After the class 50 had been gradually simplified in the course of production, the structurally very similar class 52 was designed from the ground up as an even simpler war locomotive. Compromises were made at the running smoothness and compromises in power were accepted in order to obtain a locomotive that could be manufactured as quickly and cheaply as possible and was easy to maintain. The measures used were summarized with the official term “Entfeinerung” (“de-refinement”). In addition, production could be rationalized to a large extent on the basis of the initially planned 15,000 vehicles.
Although the 52 looked similar to the 50 on the outside, a different approach was taken when manufacturing the frame, using a plate frame that was no longer widespread at the time but was easier to manufacture instead of the bar frame. A few examples represented a deviation, in which bar frames were installed that had originally been produced for other locomotives. In addition to the direct simplification of some assemblies, attempts were generally made to switch to simpler production methods. For example, previously forged parts on the connecting and coupling rods were replaced with cast ones. Although this resulted in poorer fitting accuracy and durability over the long term, it was assumed that once the war ended well, the worn out war locos would no longer be needed and that the more mature standard locos would be sufficient.
In addition to simplifications, considerations about the use of the locomotives also flowed into the development. Since it was also assumed that it would be used extensively in the Soviet Union, the driver's cab was closed to protect the crew from the cold. This resulted in the further advantage that one was protected from the wind even when reversing. A new approach was also taken with the tender. Instead of the box-shaped tenders with a separate frame and body that had been customary up to that point, the tub-type tenders, which were clearly recognizable to the eye, were developed. They got their name from the tub-shaped water tank, which also served as a self-supporting basic structure. In addition to these, some machines were created as condensation locomotives, which carried a four- or five-axle condenser tender. These proved particularly useful in the extensive eastern areas of the conquered territory, since a regular supply of fresh water often proved very difficult there. Another positive effect in times of war was that the locomotives did not trail a steam plume that could be seen from afar.

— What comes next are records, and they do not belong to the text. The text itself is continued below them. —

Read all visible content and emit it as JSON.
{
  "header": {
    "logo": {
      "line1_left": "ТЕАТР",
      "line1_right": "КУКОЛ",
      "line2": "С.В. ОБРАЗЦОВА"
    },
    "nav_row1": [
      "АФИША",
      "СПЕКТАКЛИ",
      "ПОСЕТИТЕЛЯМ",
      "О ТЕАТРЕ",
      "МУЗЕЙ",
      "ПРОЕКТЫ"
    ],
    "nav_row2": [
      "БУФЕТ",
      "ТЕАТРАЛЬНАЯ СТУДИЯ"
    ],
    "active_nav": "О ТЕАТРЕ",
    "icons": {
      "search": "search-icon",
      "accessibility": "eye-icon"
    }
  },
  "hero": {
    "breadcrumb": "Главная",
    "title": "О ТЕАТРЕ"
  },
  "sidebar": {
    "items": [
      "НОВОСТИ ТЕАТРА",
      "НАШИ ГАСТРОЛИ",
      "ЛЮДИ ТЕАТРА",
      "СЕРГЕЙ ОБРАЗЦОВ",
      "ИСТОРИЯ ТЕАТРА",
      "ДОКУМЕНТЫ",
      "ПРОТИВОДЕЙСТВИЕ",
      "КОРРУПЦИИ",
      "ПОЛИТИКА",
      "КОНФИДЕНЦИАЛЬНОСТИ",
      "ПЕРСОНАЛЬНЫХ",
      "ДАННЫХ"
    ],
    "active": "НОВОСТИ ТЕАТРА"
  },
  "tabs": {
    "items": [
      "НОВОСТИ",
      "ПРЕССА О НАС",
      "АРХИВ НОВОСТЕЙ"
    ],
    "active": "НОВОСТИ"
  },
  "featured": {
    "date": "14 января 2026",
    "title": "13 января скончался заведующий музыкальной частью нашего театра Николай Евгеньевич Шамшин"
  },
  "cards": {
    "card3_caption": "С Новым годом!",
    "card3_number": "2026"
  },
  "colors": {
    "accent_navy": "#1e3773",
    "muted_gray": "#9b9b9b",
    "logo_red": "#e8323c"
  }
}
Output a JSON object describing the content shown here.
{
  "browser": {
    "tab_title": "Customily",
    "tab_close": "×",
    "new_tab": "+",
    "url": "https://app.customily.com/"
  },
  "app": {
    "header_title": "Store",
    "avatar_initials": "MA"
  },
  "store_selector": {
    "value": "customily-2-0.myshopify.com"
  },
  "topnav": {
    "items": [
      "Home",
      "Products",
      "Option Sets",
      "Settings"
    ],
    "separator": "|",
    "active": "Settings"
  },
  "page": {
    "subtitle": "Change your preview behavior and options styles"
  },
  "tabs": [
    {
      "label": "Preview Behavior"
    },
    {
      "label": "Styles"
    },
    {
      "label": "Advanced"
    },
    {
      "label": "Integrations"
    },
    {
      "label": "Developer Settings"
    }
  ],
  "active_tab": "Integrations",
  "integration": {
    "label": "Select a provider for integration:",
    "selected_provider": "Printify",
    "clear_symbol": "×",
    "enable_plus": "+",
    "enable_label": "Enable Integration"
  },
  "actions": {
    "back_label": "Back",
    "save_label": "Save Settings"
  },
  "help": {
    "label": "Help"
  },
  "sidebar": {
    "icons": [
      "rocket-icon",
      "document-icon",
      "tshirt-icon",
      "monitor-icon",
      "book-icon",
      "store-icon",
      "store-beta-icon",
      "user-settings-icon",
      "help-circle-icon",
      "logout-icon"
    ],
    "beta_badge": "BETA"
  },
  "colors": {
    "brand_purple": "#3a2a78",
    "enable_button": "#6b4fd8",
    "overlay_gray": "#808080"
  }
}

In order to rationalize production, advantages that had resulted from the large number of locomotives were used. In contrast to the past, not every factory was allowed to produce the majority of the assemblies itself, but rather a large number of standardized components were produced by one factory and assembled at a different location. In order to be able to implement this project more easily, the manufacturers joined together to form the Gemeinschaft Großdeutscher Lokomotivhersteller (Association of Greater German Locomotive Manufacturers, GGL). Some important leaders from politics and industry took part in this, of which Albert Speer was the best known. The targeted 15,000 pieces could not be reached due to the defeat in the war, but up to this point 6,161 pieces had been made. These were scattered across large parts of Europe and there was also a large number of unassembled assemblies, so that around 300 more locomotives could then be completed in various countries. Together with complete replicas, it is assumed that a total of over 7,000 pieces were made.
Many countries continued to use the class 52 locomotives after the war, sometimes in such large numbers that they were indispensable for a long time. By far the largest part was received by the Soviet Union, which received more than 2,000 units either as spoils of war or as reparations. In addition to some that were completed later, the existing ones were regauged to 1,520 mm gauge and fitted with central buffer couplings. They were given the designation ТЭ and were available as a reserve in some regions until the 1990s.
Furthermore, Poland received about 1,200 locomotives, which were later supplemented with a few more purchased from the Soviet Union and designated as Ty2 or Ty42. Austria also took over a larger number with 700 units and used them as classes 52 and 152 until 1977.
In Germany, after the end of the war, there were 700 units in the western zones and 1,150 in the eastern zone. At the Bundesbahn there was the fact that many of the more mature standard locomotives could be saved to this area before the end of the war and so there was no great need for the class 52. So most of them were decommissioned and some of their boilers were used in other locomotives because they were made of an unproblematic alloy. The Reichsbahn was not so lucky, and so the available locomotives had to be made ready for a longer service life. In many cases, some formerly simplified assemblies were exchanged for more modern ones. Also, some welded fireboxes were installed instead of the previous riveted ones, especially since expensive non-ferrous metals had been replaced with steel in some places on the war locomotives. The Reko program of the Reichsbahn also included 200 units of the class 52, which were now designated as 5280 and, among other things, received the same boilers as the 5035. With around 2,000 hp, these were considerably more powerful than the original models. Another 25 units had been converted to pulverized lignite as the class 5290. The last pieces of the reconstructed locomotives were in scheduled use until 1988.